Nmap Insight is a local-first desktop web application that wraps Nmap in a guided user interface and structured result model. Nmap is a widely used tool for network discovery and basic security auditing, but its command-line interface can be difficult for newer users to use correctly, especially when scans require multiple flags, timing choices, target specifications, and interpretation of raw text output. Nmap Insight addresses that gap by helping users construct, run, cancel, compare, store, and export Nmap scans through a browser-based interface served by a local FastAPI backend. The application validates user input, constructs Nmap subprocesses without unsafe shell command concatenation, parses XML output into structured results, and stores scan history in SQLite for later review. A major part of the solution is its security-conscious design: the application binds to loopback, uses safe defaults, validates targets and scan options, supports cancellation and timeouts, and separates privileged scan functionality into a dedicated elevated helper rather than running the entire interface with administrator permissions. The goal is not to replace Nmap or hide its underlying power, but to make common discovery workflows more understandable for local network-auditing contexts.
My STS research paper examines a very different case: the rise and restriction of AI-enabled remote exam proctoring at U.S. universities between 2020 and 2024. The paper argues that universities' shift away from surveillance-heavy remote proctoring should be understood as a sociotechnical renegotiation of appropriate information flows in assessment. During emergency remote teaching, institutions adopted tools such as browser lockdown, webcam monitoring, room scans, identity verification, biometric checks, and automated flagging in order to preserve academic integrity. However, once exams moved into students' homes and introduced vendors, persistent recordings, biometric processing, and opaque suspicion systems, these tools came into conflict with privacy expectations. Using contextual integrity as the STS framework, the paper analyzes how information recipients, data types, and transmission principles changed as universities, vendors, advocates, and courts responded to the controversy. The paper finds that the governance of remote proctoring shifted from emergency normalization toward narrower surveillance, more human review, opt-outs, and greater attention to assessment redesign. Its central claim is that the future of academic integrity should not depend on simply making surveillance more invasive, but on designing assessment practices and governance rules that preserve trust and fairness.
Working on both projects at the same time helped me see technical design and sociotechnical governance as parts of the same larger engineering responsibility. The technical project forced me to think concretely about implementation tradeoffs: validating inputs, limiting privileges, preventing command injection, keeping execution local, and making a powerful tool usable without making it reckless. The STS project pushed me to think about similar questions at the institutional level: who receives data, what information is collected, what rules govern its transmission, and when technical convenience becomes socially unacceptable.
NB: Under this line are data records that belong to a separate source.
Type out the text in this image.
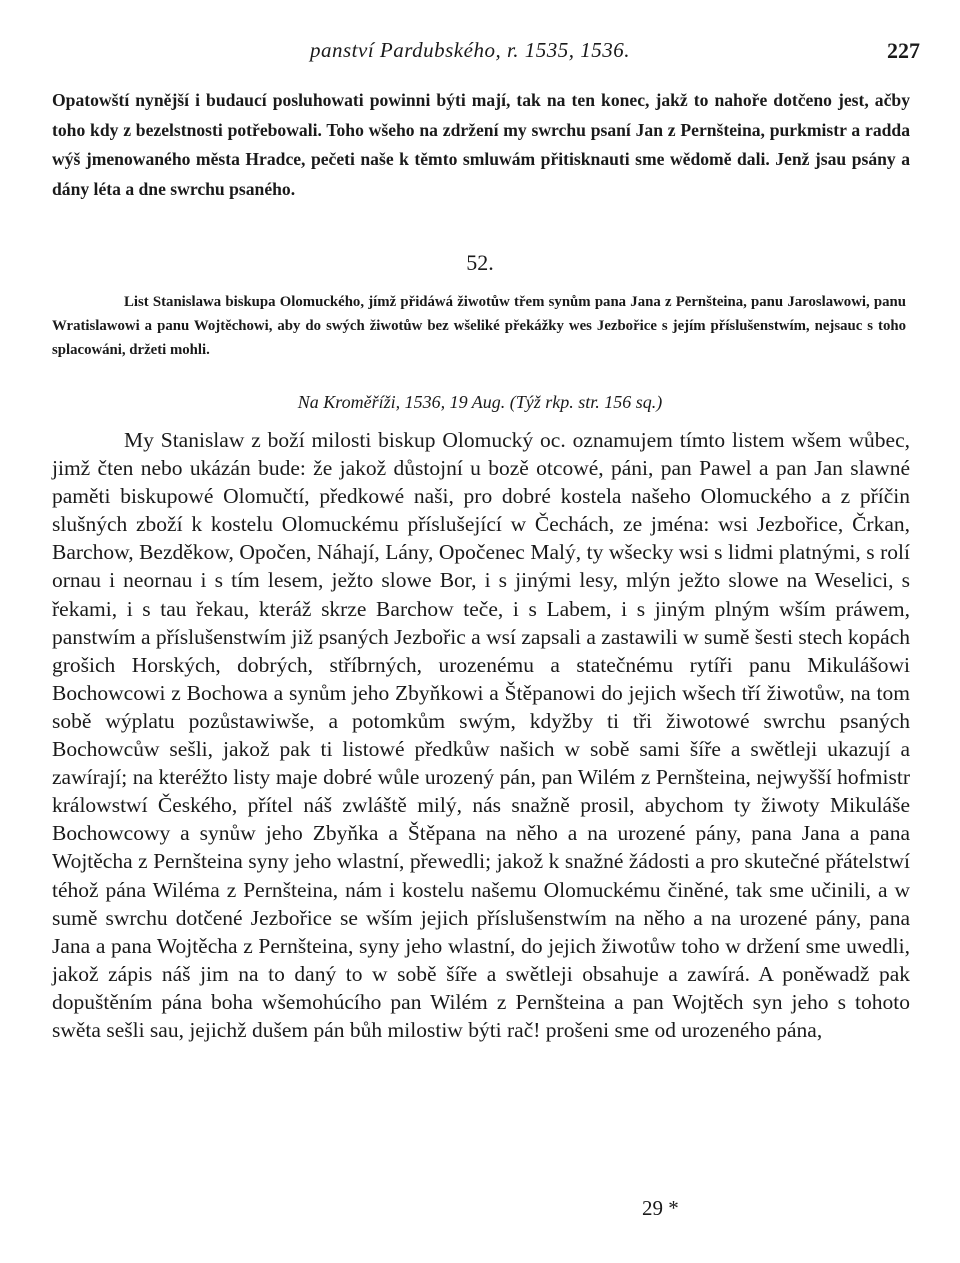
panství Pardubského, r. 1535, 1536.	227

Opatowští nynější i budaucí posluhowati powinni býti mají, tak na ten konec, jakž to nahoře dotčeno jest, ačby toho kdy z bezelstnosti potřebowali. Toho wšeho na zdržení my swrchu psaní Jan z Pernšteina, purkmistr a radda wýš jmenowaného města Hradce, pečeti naše k těmto smluwám přitisknauti sme wědomě dali. Jenž jsau psány a dány léta a dne swrchu psaného.

52.

List Stanislawa biskupa Olomuckého, jímž přidáwá žiwotůw třem synům pana Jana z Pernšteina, panu Jaroslawowi, panu Wratislawowi a panu Wojtěchowi, aby do swých žiwotůw bez wšeliké překážky wes Jezbořice s jejím příslušenstwím, nejsauc s toho splacowáni, držeti mohli.

Na Kroměříži, 1536, 19 Aug. (Týž rkp. str. 156 sq.)

My Stanislaw z boží milosti biskup Olomucký oc. oznamujem tímto listem wšem wůbec, jimž čten nebo ukázán bude: že jakož důstojní u bozě otcowé, páni, pan Pawel a pan Jan slawné paměti biskupowé Olomučtí, předkowé naši, pro dobré kostela našeho Olomuckého a z příčin slušných zboží k kostelu Olomuckému příslušející w Čechách, ze jména: wsi Jezbořice, Črkan, Barchow, Bezděkow, Opočen, Náhají, Lány, Opočenec Malý, ty wšecky wsi s lidmi platnými, s rolí ornau i neornau i s tím lesem, ježto slowe Bor, i s jinými lesy, mlýn ježto slowe na Weselici, s řekami, i s tau řekau, kteráž skrze Barchow teče, i s Labem, i s jiným plným wším práwem, panstwím a příslušenstwím již psaných Jezbořic a wsí zapsali a zastawili w sumě šesti stech kopách grošich Horských, dobrých, stříbrných, urozenému a statečnému rytíři panu Mikulášowi Bochowcowi z Bochowa a synům jeho Zbyňkowi a Štěpanowi do jejich wšech tří žiwotůw, na tom sobě wýplatu pozůstawiwše, a potomkům swým, kdyžby ti tři žiwotowé swrchu psaných Bochowcůw sešli, jakož pak ti listowé předkůw našich w sobě sami šíře a swětleji ukazují a zawírají; na kteréžto listy maje dobré wůle urozený pán, pan Wilém z Pernšteina, nejwyšší hofmistr králowstwí Českého, přítel náš zwláště milý, nás snažně prosil, abychom ty žiwoty Mikuláše Bochowcowy a synůw jeho Zbyňka a Štěpana na něho a na urozené pány, pana Jana a pana Wojtěcha z Pernšteina syny jeho wlastní, přewedli; jakož k snažné žádosti a pro skutečné přátelstwí téhož pána Wiléma z Pernšteina, nám i kostelu našemu Olomuckému činěné, tak sme učinili, a w sumě swrchu dotčené Jezbořice se wším jejich příslušenstwím na něho a na urozené pány, pana Jana a pana Wojtěcha z Pernšteina, syny jeho wlastní, do jejich žiwotůw toho w držení sme uwedli, jakož zápis náš jim na to daný to w sobě šíře a swětleji obsahuje a zawírá. A poněwadž pak dopuštěním pána boha wšemohúcího pan Wilém z Pernšteina a pan Wojtěch syn jeho s tohoto swěta sešli sau, jejichž dušem pán bůh milostiw býti rač! prošeni sme od urozeného pána,

29 *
Even though Nmap Insight and remote proctoring are not directly connected, the STS paper made me more attentive to the risks of lowering barriers around powerful technologies. A tool can become more accessible in ways that empower legitimate users, but accessibility without constraints can also create misuse or loss of trust. At the same time, the capstone project made the STS research feel more practical because it showed how values such as safety, transparency, and accountability have to be translated into actual design choices rather than left as abstract principles.